Recap of the Blog Tour, Week 5
Two positive reviews this time around, the first from No More Grumpy Bookseller:
Snowden’s Summer of Long Knives was really an impressive historical thriller. In a lot of ways it brought to mind Tom Rob Smith’s debut Child 44. Both deal with countries in the midst of political upheaval. And both deal with police whose jobs are hampered by their respective political atmospheres. While Rolf doesn’t toe the party line the same way that Leo does, they do face similar emotional turmoil.
The second was from Svetlana’s Reads and Views:
I’ve had an array of mixed emotions while reading the book: first is the fact that it’s seen from the Germans’s point of view in 1936, three years before the start of WWII and of Germany desiring “living space” from Poland and Ukraine. (I’m a third generation removed from horrors of Holocaust who majored in history and learned more than I wanted to about Jewish horrors throughout the 2,000 years.) I also recalled the time when I was in Holocaust Media and Representation and we watched a movie about how concentration camps were formed on the Swiss mountains and the fact one of the murders was trying to be portrayed as sympathetic, well, that’s what at first Rolf felt like to me.

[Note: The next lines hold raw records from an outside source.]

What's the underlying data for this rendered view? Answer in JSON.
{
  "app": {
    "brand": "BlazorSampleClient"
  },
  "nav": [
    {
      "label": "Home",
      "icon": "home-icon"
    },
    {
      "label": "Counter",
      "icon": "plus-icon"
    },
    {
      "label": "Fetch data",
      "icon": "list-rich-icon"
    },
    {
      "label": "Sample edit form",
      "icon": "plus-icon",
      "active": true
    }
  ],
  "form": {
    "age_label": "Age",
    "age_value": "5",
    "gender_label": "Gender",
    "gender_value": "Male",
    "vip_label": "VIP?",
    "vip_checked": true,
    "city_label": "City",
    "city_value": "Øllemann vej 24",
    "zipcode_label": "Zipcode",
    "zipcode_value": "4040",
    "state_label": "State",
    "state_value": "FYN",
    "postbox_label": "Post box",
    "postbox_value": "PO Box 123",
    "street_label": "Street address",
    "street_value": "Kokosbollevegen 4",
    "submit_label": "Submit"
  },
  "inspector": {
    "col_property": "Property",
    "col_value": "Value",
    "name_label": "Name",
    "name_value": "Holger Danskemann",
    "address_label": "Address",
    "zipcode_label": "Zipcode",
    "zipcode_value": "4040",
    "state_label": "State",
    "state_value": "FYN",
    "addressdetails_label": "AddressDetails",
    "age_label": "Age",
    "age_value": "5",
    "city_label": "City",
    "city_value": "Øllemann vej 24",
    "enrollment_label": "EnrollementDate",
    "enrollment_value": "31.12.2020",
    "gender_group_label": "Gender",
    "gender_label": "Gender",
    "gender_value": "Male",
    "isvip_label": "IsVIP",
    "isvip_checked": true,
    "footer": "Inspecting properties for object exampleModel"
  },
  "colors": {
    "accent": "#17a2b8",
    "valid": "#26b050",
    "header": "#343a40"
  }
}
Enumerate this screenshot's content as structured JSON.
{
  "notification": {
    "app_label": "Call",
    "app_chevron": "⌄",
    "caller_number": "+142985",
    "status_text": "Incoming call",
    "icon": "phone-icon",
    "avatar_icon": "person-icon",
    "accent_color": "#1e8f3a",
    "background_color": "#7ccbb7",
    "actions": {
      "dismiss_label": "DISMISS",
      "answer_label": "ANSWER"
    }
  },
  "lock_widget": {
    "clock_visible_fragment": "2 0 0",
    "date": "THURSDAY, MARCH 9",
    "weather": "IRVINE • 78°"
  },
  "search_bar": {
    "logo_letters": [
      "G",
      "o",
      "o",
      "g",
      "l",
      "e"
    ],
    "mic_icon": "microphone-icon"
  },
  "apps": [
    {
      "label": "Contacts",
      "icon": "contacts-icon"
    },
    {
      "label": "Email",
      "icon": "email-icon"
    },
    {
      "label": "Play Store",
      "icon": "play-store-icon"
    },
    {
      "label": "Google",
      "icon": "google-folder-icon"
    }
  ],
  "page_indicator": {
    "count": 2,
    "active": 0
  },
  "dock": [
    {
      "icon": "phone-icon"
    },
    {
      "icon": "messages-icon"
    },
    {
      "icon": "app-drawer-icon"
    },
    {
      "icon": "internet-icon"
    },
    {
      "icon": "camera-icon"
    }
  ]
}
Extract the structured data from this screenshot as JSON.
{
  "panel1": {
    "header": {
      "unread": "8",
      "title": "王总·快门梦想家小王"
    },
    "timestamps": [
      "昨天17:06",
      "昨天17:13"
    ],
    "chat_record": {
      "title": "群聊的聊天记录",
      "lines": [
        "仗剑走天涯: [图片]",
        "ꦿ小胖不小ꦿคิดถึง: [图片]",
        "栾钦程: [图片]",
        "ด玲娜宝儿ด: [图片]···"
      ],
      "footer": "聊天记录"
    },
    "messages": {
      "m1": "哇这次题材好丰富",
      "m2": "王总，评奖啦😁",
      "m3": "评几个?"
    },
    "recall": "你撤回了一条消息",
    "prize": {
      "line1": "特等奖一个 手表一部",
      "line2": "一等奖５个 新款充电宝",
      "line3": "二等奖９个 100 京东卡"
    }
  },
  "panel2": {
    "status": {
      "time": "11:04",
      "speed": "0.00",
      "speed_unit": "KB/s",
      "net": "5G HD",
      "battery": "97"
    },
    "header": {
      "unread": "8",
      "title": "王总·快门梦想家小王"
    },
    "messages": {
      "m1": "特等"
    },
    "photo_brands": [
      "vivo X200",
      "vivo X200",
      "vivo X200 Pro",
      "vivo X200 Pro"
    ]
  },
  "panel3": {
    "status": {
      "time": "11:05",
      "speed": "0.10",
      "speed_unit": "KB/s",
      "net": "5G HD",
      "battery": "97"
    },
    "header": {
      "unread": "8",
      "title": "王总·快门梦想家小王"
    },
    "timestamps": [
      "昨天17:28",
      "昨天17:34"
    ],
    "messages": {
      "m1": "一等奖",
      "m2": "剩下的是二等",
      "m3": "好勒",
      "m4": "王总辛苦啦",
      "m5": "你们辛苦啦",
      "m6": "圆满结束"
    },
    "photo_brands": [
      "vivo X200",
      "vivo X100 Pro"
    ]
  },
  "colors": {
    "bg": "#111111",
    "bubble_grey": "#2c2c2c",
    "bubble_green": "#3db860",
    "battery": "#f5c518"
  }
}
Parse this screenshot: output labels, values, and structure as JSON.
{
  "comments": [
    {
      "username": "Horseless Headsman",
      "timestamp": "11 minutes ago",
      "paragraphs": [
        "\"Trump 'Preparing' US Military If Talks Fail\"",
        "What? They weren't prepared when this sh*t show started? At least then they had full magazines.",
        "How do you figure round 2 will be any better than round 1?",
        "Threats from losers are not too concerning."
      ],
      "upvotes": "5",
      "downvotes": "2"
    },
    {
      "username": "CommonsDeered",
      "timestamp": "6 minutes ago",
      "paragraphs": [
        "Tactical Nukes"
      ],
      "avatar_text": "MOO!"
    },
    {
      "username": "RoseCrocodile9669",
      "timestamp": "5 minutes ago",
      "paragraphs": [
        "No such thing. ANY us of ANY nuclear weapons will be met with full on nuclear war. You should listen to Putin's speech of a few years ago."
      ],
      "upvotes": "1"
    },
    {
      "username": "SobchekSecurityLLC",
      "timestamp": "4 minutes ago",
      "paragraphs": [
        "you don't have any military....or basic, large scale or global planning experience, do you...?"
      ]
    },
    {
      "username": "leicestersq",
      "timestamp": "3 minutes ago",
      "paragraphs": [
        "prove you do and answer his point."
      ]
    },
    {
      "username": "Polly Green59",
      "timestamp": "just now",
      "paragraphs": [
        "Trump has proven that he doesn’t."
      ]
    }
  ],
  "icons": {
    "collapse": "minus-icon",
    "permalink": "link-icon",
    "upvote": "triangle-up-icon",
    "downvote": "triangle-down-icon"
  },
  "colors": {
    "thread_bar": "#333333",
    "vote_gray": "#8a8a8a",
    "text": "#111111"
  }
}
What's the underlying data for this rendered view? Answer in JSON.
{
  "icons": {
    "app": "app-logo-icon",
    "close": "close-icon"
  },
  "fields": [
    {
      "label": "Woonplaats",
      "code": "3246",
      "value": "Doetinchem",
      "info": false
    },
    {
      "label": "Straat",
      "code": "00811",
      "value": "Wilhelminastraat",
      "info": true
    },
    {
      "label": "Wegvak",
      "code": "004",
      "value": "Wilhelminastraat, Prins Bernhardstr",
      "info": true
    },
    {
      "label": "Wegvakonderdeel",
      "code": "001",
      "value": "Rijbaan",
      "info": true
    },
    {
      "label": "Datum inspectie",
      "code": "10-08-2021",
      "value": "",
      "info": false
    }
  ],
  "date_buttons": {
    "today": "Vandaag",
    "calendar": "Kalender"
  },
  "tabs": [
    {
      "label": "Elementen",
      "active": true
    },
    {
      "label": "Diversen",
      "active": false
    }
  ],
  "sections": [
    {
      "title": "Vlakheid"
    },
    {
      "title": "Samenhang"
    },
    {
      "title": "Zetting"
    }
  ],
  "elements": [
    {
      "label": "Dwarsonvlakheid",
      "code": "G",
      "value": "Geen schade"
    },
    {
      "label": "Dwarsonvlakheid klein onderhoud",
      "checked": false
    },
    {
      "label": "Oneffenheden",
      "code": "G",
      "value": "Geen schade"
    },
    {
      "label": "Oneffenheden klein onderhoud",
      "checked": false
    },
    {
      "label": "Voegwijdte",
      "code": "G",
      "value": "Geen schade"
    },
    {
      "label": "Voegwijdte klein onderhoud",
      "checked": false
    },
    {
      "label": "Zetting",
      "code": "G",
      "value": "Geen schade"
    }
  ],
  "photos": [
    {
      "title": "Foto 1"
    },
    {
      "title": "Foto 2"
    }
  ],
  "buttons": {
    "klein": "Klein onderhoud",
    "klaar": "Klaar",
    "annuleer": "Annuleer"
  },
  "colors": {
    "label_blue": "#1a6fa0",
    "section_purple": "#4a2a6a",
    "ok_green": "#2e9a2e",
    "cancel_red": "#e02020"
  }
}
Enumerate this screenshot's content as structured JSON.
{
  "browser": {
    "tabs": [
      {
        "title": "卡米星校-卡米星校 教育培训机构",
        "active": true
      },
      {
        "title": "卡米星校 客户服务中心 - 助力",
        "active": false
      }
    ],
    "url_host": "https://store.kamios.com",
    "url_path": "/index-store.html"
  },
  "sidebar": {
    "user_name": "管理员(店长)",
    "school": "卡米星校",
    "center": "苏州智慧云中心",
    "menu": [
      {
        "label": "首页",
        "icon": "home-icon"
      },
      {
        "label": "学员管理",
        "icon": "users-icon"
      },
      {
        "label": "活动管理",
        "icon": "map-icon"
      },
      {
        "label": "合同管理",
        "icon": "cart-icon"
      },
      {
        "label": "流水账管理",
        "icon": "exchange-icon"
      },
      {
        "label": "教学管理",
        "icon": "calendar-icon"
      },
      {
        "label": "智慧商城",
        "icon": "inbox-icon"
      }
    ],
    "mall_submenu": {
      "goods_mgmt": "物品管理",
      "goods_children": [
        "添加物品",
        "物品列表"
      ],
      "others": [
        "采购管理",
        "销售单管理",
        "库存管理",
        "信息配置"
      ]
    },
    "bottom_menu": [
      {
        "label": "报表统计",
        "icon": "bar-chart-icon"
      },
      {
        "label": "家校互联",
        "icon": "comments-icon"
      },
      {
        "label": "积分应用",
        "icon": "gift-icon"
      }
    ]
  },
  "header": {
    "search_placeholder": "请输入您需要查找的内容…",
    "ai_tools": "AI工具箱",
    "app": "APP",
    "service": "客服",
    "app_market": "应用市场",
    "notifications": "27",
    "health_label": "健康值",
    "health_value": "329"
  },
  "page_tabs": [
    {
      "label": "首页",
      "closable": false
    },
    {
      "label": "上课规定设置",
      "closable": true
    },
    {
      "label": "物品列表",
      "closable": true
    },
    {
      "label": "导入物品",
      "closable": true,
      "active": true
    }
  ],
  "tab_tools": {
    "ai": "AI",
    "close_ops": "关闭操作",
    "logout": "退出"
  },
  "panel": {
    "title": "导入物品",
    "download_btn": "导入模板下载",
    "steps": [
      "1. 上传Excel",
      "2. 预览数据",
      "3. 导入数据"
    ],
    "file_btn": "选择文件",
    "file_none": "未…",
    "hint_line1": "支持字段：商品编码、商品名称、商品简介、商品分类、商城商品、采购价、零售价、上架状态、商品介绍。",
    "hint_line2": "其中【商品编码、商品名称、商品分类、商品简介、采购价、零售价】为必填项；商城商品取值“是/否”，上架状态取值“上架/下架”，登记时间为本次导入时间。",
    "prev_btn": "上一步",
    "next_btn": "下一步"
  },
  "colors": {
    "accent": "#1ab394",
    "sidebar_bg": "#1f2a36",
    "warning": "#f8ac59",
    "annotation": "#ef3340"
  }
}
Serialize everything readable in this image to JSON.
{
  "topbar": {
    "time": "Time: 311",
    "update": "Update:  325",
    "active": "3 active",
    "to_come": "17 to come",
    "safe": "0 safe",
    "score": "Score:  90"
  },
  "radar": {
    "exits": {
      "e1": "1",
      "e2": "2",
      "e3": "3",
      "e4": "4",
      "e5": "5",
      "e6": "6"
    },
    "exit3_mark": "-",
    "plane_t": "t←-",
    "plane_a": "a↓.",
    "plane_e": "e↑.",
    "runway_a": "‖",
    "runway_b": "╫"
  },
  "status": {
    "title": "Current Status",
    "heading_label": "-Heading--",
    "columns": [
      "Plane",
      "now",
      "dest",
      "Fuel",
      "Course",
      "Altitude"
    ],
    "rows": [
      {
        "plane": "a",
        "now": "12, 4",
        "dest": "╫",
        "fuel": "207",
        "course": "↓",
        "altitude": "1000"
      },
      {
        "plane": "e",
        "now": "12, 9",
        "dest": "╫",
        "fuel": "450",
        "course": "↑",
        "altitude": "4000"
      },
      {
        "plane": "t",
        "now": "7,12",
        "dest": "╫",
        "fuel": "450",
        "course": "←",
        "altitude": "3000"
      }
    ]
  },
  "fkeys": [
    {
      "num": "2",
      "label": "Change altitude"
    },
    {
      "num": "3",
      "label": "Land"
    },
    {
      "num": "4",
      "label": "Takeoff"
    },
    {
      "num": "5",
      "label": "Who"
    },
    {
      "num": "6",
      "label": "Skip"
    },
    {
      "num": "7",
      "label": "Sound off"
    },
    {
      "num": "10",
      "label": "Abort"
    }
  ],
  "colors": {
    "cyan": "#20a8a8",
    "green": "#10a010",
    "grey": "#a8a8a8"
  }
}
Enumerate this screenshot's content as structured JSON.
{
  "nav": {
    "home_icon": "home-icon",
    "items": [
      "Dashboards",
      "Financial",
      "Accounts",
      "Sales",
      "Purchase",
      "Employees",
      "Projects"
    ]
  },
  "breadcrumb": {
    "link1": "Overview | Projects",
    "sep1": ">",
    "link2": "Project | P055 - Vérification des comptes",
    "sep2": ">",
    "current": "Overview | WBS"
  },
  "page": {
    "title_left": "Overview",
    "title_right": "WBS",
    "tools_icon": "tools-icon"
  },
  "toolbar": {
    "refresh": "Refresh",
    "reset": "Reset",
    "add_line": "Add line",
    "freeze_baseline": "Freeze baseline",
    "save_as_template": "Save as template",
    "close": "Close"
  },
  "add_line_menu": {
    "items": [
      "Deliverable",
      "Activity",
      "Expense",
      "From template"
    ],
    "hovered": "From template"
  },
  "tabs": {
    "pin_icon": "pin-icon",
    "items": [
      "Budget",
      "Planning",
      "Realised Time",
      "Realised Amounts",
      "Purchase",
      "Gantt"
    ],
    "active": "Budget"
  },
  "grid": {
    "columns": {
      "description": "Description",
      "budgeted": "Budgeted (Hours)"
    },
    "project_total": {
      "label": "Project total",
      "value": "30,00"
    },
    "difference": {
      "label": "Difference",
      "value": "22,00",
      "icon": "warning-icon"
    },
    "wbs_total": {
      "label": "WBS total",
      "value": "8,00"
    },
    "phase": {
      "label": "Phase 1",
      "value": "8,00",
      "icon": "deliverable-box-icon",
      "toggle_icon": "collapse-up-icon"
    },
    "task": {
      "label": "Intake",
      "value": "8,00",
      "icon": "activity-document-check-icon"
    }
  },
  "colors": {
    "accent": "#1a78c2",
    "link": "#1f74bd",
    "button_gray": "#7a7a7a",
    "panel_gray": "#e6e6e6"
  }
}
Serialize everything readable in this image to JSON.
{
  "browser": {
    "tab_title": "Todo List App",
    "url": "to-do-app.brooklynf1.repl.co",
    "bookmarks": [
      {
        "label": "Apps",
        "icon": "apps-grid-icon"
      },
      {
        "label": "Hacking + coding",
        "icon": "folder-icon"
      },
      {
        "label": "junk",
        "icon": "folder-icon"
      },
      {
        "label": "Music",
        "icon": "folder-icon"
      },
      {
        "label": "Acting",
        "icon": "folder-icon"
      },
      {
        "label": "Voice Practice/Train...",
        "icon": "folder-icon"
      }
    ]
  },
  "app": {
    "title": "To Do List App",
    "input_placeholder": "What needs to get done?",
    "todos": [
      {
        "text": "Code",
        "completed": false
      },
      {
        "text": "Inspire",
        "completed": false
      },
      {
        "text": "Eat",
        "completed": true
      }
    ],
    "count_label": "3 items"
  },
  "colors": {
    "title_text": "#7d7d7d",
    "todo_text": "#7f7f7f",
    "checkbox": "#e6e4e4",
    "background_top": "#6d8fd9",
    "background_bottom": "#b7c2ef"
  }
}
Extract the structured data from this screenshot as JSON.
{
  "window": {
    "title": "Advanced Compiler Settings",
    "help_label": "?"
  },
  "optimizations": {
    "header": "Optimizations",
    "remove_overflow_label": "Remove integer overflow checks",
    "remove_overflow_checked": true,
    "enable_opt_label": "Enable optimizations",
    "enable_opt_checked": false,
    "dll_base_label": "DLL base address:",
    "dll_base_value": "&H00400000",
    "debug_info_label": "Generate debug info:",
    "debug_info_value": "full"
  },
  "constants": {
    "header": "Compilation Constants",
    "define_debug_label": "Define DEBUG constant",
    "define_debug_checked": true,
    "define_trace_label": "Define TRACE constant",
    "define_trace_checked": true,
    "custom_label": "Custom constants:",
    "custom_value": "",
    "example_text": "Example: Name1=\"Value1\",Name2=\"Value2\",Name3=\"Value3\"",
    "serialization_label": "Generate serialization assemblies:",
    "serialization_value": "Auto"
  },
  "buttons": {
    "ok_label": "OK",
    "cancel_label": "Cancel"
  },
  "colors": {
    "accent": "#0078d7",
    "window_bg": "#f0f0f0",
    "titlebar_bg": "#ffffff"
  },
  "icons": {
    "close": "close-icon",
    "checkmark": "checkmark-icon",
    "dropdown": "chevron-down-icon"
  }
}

I also felt sickened when I even saw so many nazi high official names in beginning of the first few chapters. However, as the story moved on and I started to see both Rolf and Klara as multifaceted individuals, I began to see the relevance of this book in modern times. At the first glance it does become intriguing as to what this book might have in common with today, but it has plenty, believe it or not. One of the major things that it has in common with today is high official crimes versus the marginalized group, how hard it is for disadvantaged people to get the help they need, and how, despite the almost seventy years WWII ending, these themes are repeated even today.
Here’s what’s coming up for Week 6 (exhausted yet?)
Monday, October 20th: Omnimystery News – author guest post (I answered a ton of questions for this one. I wonder how many of my answers they’ll use.)
Wednesday, October 22nd: From the TBR Pile
Oh, and by the way, Summer of Long Knives will be featured in The Fussy Librarian newsletter on October 24th. It’s a pretty cool service, and it’s free. You tell them what sorts of books interest you, and they’ll send along recommendations that should suit your reading fancy. I’m proud to be a small part of it.